Digit. Signal Process., Vol. 10, No. 1, January/April/July, 2000, pp. 93-112. (Fifth Annual NIST Speaker Recognition Workshop, 3-4 June 1999.)

R&D Area:

Cyber Security and Information Sciences

R&D Group:

Artificial Intelligence Technology and Systems

Approaches to speaker detection and tracking in conversational speech

Summary

Two approaches to detecting and tracking speakers in multispeaker audio are described. Both approaches use an adapted Gaussian mixture model, universal background model (GMM-UBM) speaker detection system as the core speaker recognition engine.
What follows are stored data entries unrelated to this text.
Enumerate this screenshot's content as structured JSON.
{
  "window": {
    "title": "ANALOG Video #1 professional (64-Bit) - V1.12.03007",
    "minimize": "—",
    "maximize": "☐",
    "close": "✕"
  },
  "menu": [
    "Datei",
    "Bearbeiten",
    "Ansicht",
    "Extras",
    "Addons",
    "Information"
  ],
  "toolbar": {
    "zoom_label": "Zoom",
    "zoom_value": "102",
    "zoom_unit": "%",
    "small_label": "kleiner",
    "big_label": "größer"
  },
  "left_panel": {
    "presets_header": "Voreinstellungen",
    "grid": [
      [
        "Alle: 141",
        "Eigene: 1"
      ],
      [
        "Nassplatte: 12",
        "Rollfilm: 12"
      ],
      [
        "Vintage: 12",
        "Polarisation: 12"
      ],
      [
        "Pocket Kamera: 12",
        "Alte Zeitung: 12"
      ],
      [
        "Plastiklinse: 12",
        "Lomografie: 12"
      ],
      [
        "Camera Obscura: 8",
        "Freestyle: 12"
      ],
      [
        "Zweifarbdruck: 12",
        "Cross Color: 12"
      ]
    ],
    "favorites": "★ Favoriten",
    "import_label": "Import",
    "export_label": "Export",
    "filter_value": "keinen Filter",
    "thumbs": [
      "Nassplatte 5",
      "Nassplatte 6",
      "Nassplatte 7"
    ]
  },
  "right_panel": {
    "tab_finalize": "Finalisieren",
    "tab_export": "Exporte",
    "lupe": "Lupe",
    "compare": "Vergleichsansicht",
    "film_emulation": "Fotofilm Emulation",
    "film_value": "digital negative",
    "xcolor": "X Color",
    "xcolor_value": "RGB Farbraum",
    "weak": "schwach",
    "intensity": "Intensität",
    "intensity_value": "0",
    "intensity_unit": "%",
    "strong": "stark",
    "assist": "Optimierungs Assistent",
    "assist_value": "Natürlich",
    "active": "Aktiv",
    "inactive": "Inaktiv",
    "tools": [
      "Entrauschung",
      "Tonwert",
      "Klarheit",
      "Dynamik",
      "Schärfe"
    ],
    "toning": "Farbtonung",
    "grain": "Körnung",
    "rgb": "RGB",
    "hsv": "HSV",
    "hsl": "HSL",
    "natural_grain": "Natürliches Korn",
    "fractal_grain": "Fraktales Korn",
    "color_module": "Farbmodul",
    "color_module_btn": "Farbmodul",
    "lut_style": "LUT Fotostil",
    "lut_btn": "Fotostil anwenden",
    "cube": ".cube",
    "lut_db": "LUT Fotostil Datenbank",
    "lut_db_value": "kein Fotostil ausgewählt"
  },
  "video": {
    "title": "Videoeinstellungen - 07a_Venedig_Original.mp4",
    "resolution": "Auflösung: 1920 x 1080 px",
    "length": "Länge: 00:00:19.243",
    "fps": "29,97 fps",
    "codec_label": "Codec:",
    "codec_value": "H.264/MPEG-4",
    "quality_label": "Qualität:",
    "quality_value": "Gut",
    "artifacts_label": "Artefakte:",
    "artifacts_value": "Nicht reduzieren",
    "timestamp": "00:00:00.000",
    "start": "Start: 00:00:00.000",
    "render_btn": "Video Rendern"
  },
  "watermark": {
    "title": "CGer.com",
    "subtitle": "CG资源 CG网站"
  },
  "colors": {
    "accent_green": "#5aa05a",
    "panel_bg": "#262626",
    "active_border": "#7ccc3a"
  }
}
In one approach, the individual log-likelihood ratio scores, which are produced on a frame-by-frame basis by the GMM-UBM system, are used to first partition the speech file into speaker homogenous regions and then to create scores for these regions. We refer to this approach as internal segmentation. Another approach uses an external segmentation algorithm, based on blind clustering, to partition the speech file into speaker homogenous regions. The adapted GMM-UBM system then scores each of these regions as in the single-speaker recognition case. We show that the external segmentation system outperforms the internal segmentation system for both detection and tracking. In addition, we show how different components of the detection and tracking algorithms contribute to the overall system performance.